Dive Brief:
- Sarepta Therapeutics on Monday presented new results from a placebo-controlled study of its experimental gene therapy for Duchenne muscular dystrophy, a closely watched treatment that has produced mixed results so far in clinical testing.
- The data come from 21 “crossover” patients, between five and eight years old, who initially received placebo in the Phase 2 trial and then got Sarepta’s treatment the following year. Those patients scored two points better on a test of motor function after 48 weeks than observed in a historical control group over a similar time period. Importantly, no new safety concerns emerged.
- The results have emboldened Sarepta to discuss with regulators the “possibility” of seeking an approval before its Phase 3 study produces results, CEO Doug Ingram said. But they nonetheless came in below analyst expectations, sending Sarepta shares down by as much as 17% Monday.
Dive Insight:
Sarepta’s latest update is important for both its therapy and for the broader field of Duchenne gene therapy research.
Results from early studies testing Sarepta’s therapy, as well as similar treatments from Pfizer and Solid Biosciences, have shown each can help Duchenne patients produce a shortened form of the shock-absorbing protein, dystrophin, that they lack. The findings raised hopes that gene therapy could change the course of Duchenne, a progressive and deadly genetic disease with no cure.
But safety concerns have since slowed Pfizer’s and Solid’s programs. Just last month, for instance, the FDA halted Pfizer’s studies after the death of a trial participant. Sarepta’s drug, meanwhile, fell short in the first part of the company’s Phase 2 trial a year ago, erasing plans to seek an accelerated approval from U.S. regulators in 2021.
Sarepta blamed that disappointing result on bad luck in the patient randomization process, and said the majority of those who received its treatment got too low of a dose. The company argued further study data would prove its hypothesis and designed a Phase 3 trial with a variety of adjustments meant to boost its odds of success. Enrollment in that study, called Embark, should finish by the middle of the year, with results expected in 2023.
Sarepta CEO Ingram has repeatedly said the company’s “base case” is to file for approval should the Embark results prove positive. But Ingram has left the door open for a quicker path to market, if the data from the second half of its Phase 2 study — what Sarepta disclosed Monday — were good enough.

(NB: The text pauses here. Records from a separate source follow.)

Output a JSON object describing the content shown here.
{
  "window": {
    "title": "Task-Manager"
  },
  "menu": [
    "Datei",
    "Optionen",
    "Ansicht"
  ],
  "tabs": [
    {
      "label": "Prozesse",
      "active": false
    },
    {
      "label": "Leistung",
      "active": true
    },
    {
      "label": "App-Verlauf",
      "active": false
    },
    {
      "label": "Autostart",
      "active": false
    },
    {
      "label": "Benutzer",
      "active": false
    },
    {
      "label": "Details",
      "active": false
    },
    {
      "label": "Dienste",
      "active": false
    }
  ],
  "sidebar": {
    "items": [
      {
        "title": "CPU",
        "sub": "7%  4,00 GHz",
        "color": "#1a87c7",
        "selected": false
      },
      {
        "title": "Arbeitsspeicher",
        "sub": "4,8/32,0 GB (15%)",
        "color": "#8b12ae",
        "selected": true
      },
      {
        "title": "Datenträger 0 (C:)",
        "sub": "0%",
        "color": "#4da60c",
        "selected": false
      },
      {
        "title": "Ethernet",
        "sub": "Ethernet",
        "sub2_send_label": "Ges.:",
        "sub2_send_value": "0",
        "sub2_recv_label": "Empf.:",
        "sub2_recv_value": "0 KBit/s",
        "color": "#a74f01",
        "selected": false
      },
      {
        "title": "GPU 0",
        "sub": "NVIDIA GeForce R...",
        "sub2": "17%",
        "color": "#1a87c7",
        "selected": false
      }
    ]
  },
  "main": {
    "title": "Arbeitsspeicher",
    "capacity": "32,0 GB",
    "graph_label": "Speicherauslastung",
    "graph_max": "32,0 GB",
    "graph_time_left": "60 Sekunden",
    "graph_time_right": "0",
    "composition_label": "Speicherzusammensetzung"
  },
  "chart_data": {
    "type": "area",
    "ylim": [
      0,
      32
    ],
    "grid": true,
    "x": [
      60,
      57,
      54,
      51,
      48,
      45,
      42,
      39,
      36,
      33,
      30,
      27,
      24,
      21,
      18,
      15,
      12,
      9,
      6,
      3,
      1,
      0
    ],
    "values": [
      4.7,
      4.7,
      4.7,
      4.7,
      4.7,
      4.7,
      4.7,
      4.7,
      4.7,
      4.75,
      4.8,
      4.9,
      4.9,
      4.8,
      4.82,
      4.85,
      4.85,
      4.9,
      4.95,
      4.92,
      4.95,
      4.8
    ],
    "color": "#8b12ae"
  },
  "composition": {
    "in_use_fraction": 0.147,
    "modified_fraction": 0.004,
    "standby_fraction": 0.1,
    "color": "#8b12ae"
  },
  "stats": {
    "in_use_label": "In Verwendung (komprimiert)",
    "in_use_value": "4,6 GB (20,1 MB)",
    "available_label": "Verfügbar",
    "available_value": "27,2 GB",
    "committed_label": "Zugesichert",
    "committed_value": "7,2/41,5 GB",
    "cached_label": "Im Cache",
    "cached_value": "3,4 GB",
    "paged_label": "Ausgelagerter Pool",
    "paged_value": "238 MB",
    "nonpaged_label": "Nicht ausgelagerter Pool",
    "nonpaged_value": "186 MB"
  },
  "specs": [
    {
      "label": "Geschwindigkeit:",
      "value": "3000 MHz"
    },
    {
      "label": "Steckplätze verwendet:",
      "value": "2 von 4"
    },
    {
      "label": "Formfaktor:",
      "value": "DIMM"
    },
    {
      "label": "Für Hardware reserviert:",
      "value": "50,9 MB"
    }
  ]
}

In its analysis, Sarepta compared trial volunteers who were switched from placebo to treatment to patients in an separate control group, matched by factors like age and disease severity. The idea was to develop a comparison “with such rigor” that could be used to support an approval filing, Ingram said during a presentation at the J.P. Morgan Healthcare Conference on Monday.
Among the treated patients, Sarepta reported an average 1.3-point increase on a standard test of motor function, versus a projected 0.7-point decline for the control group. The improvement was observed in kids who were just over 7 years old at the start of the trial. Natural history suggests those children are at the beginning of “what will become a very significant decline,” Ingram said.
Patients who were treated earlier had results that were stable for two years as well.
“The data look supportive, albeit not definitive,” wrote Brian Abrahams, an analyst at RBC Capital Markets, in a note to clients. The findings likely add to confidence in those who believe the treatment works, but aren’t compelling enough to “convince doubters,” he added.
The improvement, however, is less than the roughly 3-point difference Sarepta saw in a small trial earlier this year. They’re also below the expectations of other analysts, like SVB Leerink’s Joseph Schwartz, who predicted a benefit over placebo of 2.5 to 3.5 points.
“We could see investors being initially disappointed by today’s results upon first glance of the numerical change,” Schwartz wrote. But they’re “compelling in the context of Duchenne natural history,” where even a 1-point improvement on a motor function test can lead to an “observable benefit.”
Sarepta, for its part, claims the findings are good enough to at least discuss “the possibility of a pathway” that would be faster than waiting for Phase 3 results, Ingram said. That meeting should take place sometime this year, though Ingram wouldn’t say when.